Size? What size? “Small?” I asked him and I didn’t mean it to be a question. It was supposed to be my choice. My order. Not a question. But was small a good size for a caramel macchiato? What the heck was a macchiato anyway?
“You got it,” he said.
And so, I had chosen correctly again. Then we were smiling at each other and it started to feel like it might not be the end of the world. And that was a nice feeling to have while I fished money out of my pocket and handed it to him. Our fingers touched and more sparks flew. Many sparks. Then he turned away so he could make my drink and so that I could breathe.
As I leaned casually against the counter in a casual way, Hot Coffee Shop Guy steamed and stirred and poured, making my macchiato like nobody’s business.
It may not have taken as long as I’d thought to order. And my cheeks may have been red, but maybe he thought it was from the cold outside. It was cold outside. Things may have been even better than not that bad. Things may have been okay and maybe even good.
Until some girl’s voice jutted in, calling “Lucan?” and a pretty blond girl with pigtails came sashaying in from the backroom.
“Huh?” said not just ‘Hot Coffee Shop Guy’, said Lucan. Because Hot Coffee Shop Guy had a name and I finally knew what it was. And it was Lucan. And it was the best name I had ever heard.
Blond Girl leaned against the counter next to him and crossed her arms, looking his way and biting her thumbnail. I was thankful to her for revealing the name that I’d wondered about for so long. But her work was done and she was now free to leave. And should. But wasn’t. “Do you want to go to that party tonight?” she asked him. “At Becca’s?”
“No. You know what I want to do?” said Hot Coffee Shop Lucan, “Dance.” And then, he turned to me. And he asked me another question. “Whipped cream?” he asked. His voice was low and husky as he looked at me and not at the other girl.

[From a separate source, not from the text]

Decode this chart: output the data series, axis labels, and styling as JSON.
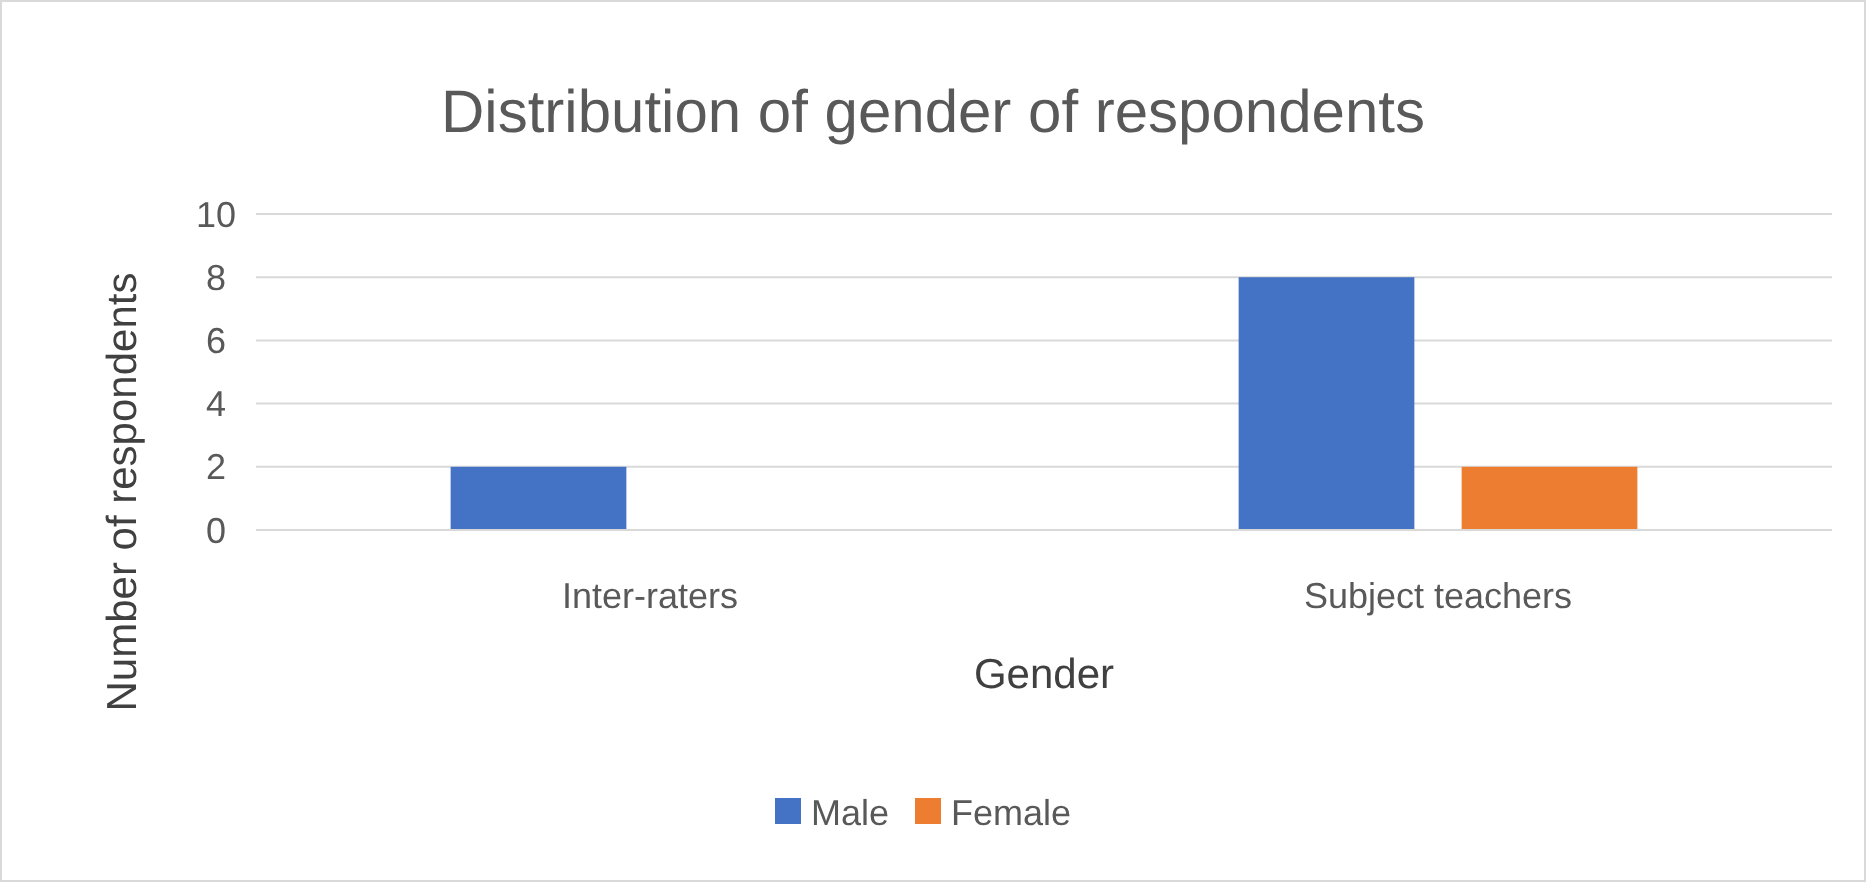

And then I got it. It clicked.
I said “Yes,” and it was an answer. A real answer and not a question at all. Because there was another question–a more important question–at the tip of my tongue. There was a reason I’d ended up in that coffee shop that morning. A reason I was there and not in class. A reason I’d mistaken my name on that poster.
He held my fancy drink out and as I took it, our hands met again. Sparks and more sparks.
“Thank you,” I said, my voice firm and calm and clear. Because that day, my 17th birthday, was not just my day. Not just a day for a fresh start and for new things. It was a day for a new me. A brave me. It was a day for a question that I never thought I’d ask–that I didn’t, until that very moment, even know that I wanted to ask.
“Lucan,” I said, “there’s a dance at my school. You want to go?” And then I looked right into those baby blue eyes of his and added, bravely, “With me?”
And then there was an answer. It had been the best day until that answer. Because the answer was laughter.